Mein letzter Beitrag ist mittlerweile schon 5 Wochen her, Wahnsinn! Was ist denn in der Zeit so alles passiert...da komme ich doch grad ein bisschen ins Grübeln. Zu allererst: Ich habe Besuch bekommen!! Marlien war das Erste Wochenende im Oktober für 5 Tage bei mir. Sowohl sie allein (als ich in die Uni musste) als auch zusammen haben wir die Stadt besichtigt und ich hab ihr mein Leben hier gezeigt! Wie nicht anders zu erwarten haben wir sehr schöne Tage zusammen verbracht. Schön das du da warst! Wie sich im Nachhinein herausgestellt hat, haben wir auch die letzten Sommersonnenstunden genießen dürfen.

Nach ihrer Abreise hat es hier doch tatsächlich angefangen zu Regen! Klingt komisch? Ist aber so! In den folgenden zwei Wochen sind die Temperaturen in der Nacht deutlich und Tagsüber ohne Sonne ein wenig gesunken. Am letzen Oktoberwochenende kamen dann auch endlich Mama und Oli zu besuch! Am Tag ihrer Ankunft hat es zwar wie aus Eimern geregnet und für das komplette Wochenende waren Wolken und Regenschauer vorausgesagt, doch letztendlich hatten wie NUR blauen Himmel und schönsten Sonnenschein! Natürlich habe ich auch dieses Mal Touri-Guide gespielt und hab den beiden einen Einblick in meinen Alltag und meinen neuen Lebensabschnitt verschaffen können. Wir sind tagsüber immer so viel herumgelaufen, dass wir trotz der Kaffeepausen, Abends nach Tapas und Wein ziemlich K.O. ins Bett gefallen sind. Ich habe die Tage mit euch sehr genossen!

Ansonsten gibt es Neuigkeiten was meine Mitbewohner angeht. Der Spanier (Dani) hat spontan entschieden sein Studium (im letzten Jahr) abzubrechen um durch Spanien zu reisen. So kam nun Clara in sein Zimmer, allerdings nur zur Zwischenmiete. Also ist Dani für "ein paar Tage" in unseren Salon gezogen, samt Katze. Kurz darauf hat er ein Jobangebot bekommen, dass er nicht abschlagen konnte. Das ganze hab ich nun gestern erst erfahren, da er generell nicht allzuviel erzählt. Somit fängt er nun doch nicht zu reisen an und ist nun seit 3 Wochen im Salon, was anfänglich nicht so gedacht war und wir anderen uns mit der Situation immer weniger wohlgefühlt haben. Natürlich zahlt er auch keine Miete mehr, was nicht fair ist. Naja ist unglücklich gelaufen bei ihm. Jetzt geht zieht er erstmal zu seiner Mutter zurück und wartet darauf das wenn ich Ausziehe, Clara in mein Zimmer zieht und er zurück in seins kann. Kompliziert....
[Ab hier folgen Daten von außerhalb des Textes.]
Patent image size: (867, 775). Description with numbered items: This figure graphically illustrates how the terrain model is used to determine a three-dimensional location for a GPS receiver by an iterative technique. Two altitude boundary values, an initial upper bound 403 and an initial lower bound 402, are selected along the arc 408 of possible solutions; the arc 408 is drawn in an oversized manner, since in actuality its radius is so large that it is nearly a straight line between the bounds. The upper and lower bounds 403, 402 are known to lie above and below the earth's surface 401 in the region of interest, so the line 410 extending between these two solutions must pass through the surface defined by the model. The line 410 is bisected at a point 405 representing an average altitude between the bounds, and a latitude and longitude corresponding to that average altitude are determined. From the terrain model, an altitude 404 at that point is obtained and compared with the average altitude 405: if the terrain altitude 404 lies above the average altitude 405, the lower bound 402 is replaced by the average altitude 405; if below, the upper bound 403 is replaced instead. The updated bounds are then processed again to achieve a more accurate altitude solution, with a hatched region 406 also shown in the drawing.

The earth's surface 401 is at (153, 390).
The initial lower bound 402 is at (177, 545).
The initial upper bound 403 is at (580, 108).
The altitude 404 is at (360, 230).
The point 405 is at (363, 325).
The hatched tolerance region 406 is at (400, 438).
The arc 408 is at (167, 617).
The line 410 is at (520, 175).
Was kann ich denn noch erzählen....der Unialltag lässt die Zeit hier ganz schön schnell vergehen. Tennis spiele ich hier leider kaum. Es fehlt mir sehr zu spielen und ich wünschte ich hätte hier so eine tolle Mannschaft wie in Köln! Liebe Grüße an dieser Stelle an die Mädels Allerdings habe ich jetzt zwei Mal Tamburello gespielt. Ein spanischer Kommilitone hat die Jungs aus meiner Uni und mich gefragt ob wie nicht Lust hätten mit ihm und seinen Freunden mitzuspielen. Tamburello lässt sich mit Tennis vergleichen. Ich will euch damit jetzt nicht volltexten (wen es allerdings interessiert: http://de.wikipedia.org/wiki/Tamburello). Habe vorher noch nie davon gehört, aber es ist ganz witzig!

Letzte Woche habe ich meine erstes Examen gehabt...puh, ich hoffe mal bestanden zu haben! Ich werde berichten

Sonst fällt mir grade nicht viel ein. Morgen geht's erstmal für ein Wochenende nach LONDON. Alex und ich besuchen Ella und dürfen sogar bei ihr im Studentenwohnheim übernachten. Ich freue mich riesig und hoffe auch die zwei Annas aus San Sebastian wiederzutreffen.

Mir geht es hier sehr gut und genieße die Zeit hier!

Ich freue mich immer von euch zu hören.

Un abrazo grande!

S o p h i e

P.s. Bilder kommen nach London, irgendwie will das Ding hier grad nicht Hochladen...

 

1 Kommentar 3.11.11 14:49, kommentieren

Von 0 auf 50 auf 100...

Buenas alle zusammen,

In Spanien ticken die Uhren einfach anders...was die Uni betrifft: Die erste Woche (0) war sehr chaotisch. Uns Erasmusstudenten wurde wenig geholfen, Kurse fanden nicht statt und generell sind wir alle viel durch die Uni von kurs zu kurs gerannt weil viele Raumänderungen waren und haben viel gesucht.
In der zweiten Woche (50) gings dann etwas besser aber da man in den ersten 2 Wochen noch die Kurse ausprobieren kann die einen interessieren um dann nachher zu entscheiden welche man letzendlich belegen will war es für mich dann doch noch anstrengend und nervenzehrend, da ich zum Teil 4 Stunden in der Uni saß um auf den nächsten Kurs zu warten um dann zu erfahren dass er ausfällt.
Ab der dritten Woche (100) stand der endgültige Stundenplan und nun ging es los. Sowohl mit Kursinhalten als auch mit Kontakten. Ich belege nun 3 Praxiskurse (Handball, Schwimmen/Wasserspiele, Hockey) und 3 Theorie- und Praxiskurse (Wasseraktivitäten für die Gesundheit, Bewegung und Gesundheit, Ernährung). Alle Kure finden 2 Mal wöchentlich jeweils 1,5 Stunden statt.
Bisher bin ich mit allem sehr zufrieden und besonders die Praxiskurse machen Spass. Fühle mich ein bisschen in die Zeit als Ersti zurückgesetzt

Ansonsten habe ich mich für das Mädels-Volleyball-Team angemeldet. Ob da was draus wird und wie sich das in Zukunft mit Training und Spielen gestaltet finde ich noch heraus.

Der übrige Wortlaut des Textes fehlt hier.